Someone sensed the potential damage she could do and spearheaded a campaign to have her appointed Israel’s consul to Shanghai. Last week, it turned out that she indeed could do major damage. In fact, she could bring down the coalition and bring about Meretz’s political death. Rinawie Zoabi resigned from the coalition and sent out an audacious, disrespectful letter. The letter wasn’t addressed to her party leader, whom she didn’t bother to inform of her plans, but rather to the prime minister and alternate prime minister. But it never even crossed her mind to return her mandate. People will now beg her to, and she might agree; but until then, she will be suspected of torpedoing the coalition.
We can also add Eli Avidar, who disconnected himself from his mothership, Yisrael Beytenu, and is threatening everyone; along with Idit Silman, who was elected in Yamina after she flip-flopped her way out of Habayit Hayehudi under Rafi Peretz to join Bennett and Yamina as the list was being closed.

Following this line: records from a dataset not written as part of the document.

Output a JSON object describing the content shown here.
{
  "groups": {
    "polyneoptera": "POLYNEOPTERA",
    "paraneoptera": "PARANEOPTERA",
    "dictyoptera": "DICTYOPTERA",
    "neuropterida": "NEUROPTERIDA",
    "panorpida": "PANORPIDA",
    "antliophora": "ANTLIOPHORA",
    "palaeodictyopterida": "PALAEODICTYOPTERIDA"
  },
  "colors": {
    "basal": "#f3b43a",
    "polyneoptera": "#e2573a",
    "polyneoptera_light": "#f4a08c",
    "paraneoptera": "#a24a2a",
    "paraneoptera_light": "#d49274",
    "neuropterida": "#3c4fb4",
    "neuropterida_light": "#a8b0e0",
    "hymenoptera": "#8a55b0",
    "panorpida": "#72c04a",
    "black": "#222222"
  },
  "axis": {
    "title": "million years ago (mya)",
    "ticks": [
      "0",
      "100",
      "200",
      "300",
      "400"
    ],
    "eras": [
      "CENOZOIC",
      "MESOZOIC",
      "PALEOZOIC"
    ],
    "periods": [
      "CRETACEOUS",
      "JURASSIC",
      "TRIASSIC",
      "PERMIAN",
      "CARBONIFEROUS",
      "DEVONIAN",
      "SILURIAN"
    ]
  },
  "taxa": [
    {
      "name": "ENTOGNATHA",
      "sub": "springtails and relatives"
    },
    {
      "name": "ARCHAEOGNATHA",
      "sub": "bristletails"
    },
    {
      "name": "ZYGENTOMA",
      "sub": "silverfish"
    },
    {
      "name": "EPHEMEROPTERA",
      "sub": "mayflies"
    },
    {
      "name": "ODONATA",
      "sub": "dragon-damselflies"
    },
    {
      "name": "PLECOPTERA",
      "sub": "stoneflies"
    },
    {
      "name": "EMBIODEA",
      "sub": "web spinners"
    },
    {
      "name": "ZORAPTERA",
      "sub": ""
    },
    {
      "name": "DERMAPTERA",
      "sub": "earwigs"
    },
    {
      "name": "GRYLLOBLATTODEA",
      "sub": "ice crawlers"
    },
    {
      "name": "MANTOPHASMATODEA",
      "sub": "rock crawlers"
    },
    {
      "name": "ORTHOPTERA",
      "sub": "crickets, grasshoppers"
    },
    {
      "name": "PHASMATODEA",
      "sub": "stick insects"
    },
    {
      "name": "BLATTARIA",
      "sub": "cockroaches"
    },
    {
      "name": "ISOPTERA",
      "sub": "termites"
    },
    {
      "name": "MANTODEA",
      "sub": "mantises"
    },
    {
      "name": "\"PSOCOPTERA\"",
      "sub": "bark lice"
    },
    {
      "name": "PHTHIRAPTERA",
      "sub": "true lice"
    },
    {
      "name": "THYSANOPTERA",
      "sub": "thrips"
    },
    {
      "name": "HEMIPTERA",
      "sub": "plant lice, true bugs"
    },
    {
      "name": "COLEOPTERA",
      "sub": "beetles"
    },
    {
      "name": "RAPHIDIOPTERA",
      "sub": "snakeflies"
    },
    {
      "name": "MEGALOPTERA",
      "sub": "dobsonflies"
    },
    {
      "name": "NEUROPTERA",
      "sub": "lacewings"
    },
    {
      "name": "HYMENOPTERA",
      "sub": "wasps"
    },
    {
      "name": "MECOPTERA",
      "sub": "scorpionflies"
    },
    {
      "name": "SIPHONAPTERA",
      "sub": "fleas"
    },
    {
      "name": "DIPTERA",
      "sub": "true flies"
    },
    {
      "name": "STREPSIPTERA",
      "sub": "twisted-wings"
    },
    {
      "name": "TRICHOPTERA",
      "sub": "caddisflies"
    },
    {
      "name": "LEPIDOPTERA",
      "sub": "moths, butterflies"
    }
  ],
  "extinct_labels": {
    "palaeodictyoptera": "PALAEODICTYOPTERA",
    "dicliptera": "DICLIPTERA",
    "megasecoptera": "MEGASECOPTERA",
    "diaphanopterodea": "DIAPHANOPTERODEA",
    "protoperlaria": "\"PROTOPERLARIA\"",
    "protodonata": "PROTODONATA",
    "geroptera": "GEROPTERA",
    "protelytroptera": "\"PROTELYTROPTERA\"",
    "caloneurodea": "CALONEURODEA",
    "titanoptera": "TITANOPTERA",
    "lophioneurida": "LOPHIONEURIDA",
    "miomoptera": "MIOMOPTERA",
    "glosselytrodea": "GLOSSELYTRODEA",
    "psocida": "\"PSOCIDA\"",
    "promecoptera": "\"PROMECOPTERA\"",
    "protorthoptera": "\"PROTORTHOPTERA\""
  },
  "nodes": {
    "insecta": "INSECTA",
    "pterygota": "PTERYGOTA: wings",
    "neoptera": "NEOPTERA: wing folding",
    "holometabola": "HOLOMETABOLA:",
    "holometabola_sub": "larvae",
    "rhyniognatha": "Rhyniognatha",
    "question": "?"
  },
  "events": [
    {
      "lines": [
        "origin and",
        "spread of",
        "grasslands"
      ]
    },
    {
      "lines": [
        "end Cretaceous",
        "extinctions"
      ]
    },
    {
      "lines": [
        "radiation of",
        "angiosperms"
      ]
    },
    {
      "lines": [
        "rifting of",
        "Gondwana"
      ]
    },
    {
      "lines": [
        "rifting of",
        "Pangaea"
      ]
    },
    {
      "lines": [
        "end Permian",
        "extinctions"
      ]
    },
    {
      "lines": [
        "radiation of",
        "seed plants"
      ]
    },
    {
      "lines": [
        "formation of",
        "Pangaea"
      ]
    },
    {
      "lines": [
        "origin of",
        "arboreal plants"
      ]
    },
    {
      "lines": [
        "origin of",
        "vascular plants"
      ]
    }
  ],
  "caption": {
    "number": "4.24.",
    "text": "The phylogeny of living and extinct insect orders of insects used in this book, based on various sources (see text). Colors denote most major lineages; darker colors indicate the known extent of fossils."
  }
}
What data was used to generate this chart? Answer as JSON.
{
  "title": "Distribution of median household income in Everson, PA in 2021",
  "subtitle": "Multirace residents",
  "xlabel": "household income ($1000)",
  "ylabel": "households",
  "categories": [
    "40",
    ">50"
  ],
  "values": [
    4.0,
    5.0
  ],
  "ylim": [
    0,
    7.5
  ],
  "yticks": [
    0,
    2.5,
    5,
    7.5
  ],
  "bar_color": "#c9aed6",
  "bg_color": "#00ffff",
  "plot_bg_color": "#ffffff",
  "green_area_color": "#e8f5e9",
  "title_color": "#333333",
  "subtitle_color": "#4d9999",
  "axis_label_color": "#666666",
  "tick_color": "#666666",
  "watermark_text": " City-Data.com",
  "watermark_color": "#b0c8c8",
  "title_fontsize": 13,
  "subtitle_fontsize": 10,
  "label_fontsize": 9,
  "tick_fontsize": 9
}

The case of Distel Etebaryan can be understood and respected. She took on the Likud’s positions and those of its leader and has behaved accordingly. Chikli, Rinawie Zoabi, Avidar and Silman are harder to understand and overlook. They barely got the votes of their families and close friends. Israel’s legislature must address this issue, close the loophole that allows MKs to take their mandates with them when they resign and put an end to this anarchy. The mandate has to be returned, immediately.
Nechama Duek is a journalist and political commentator.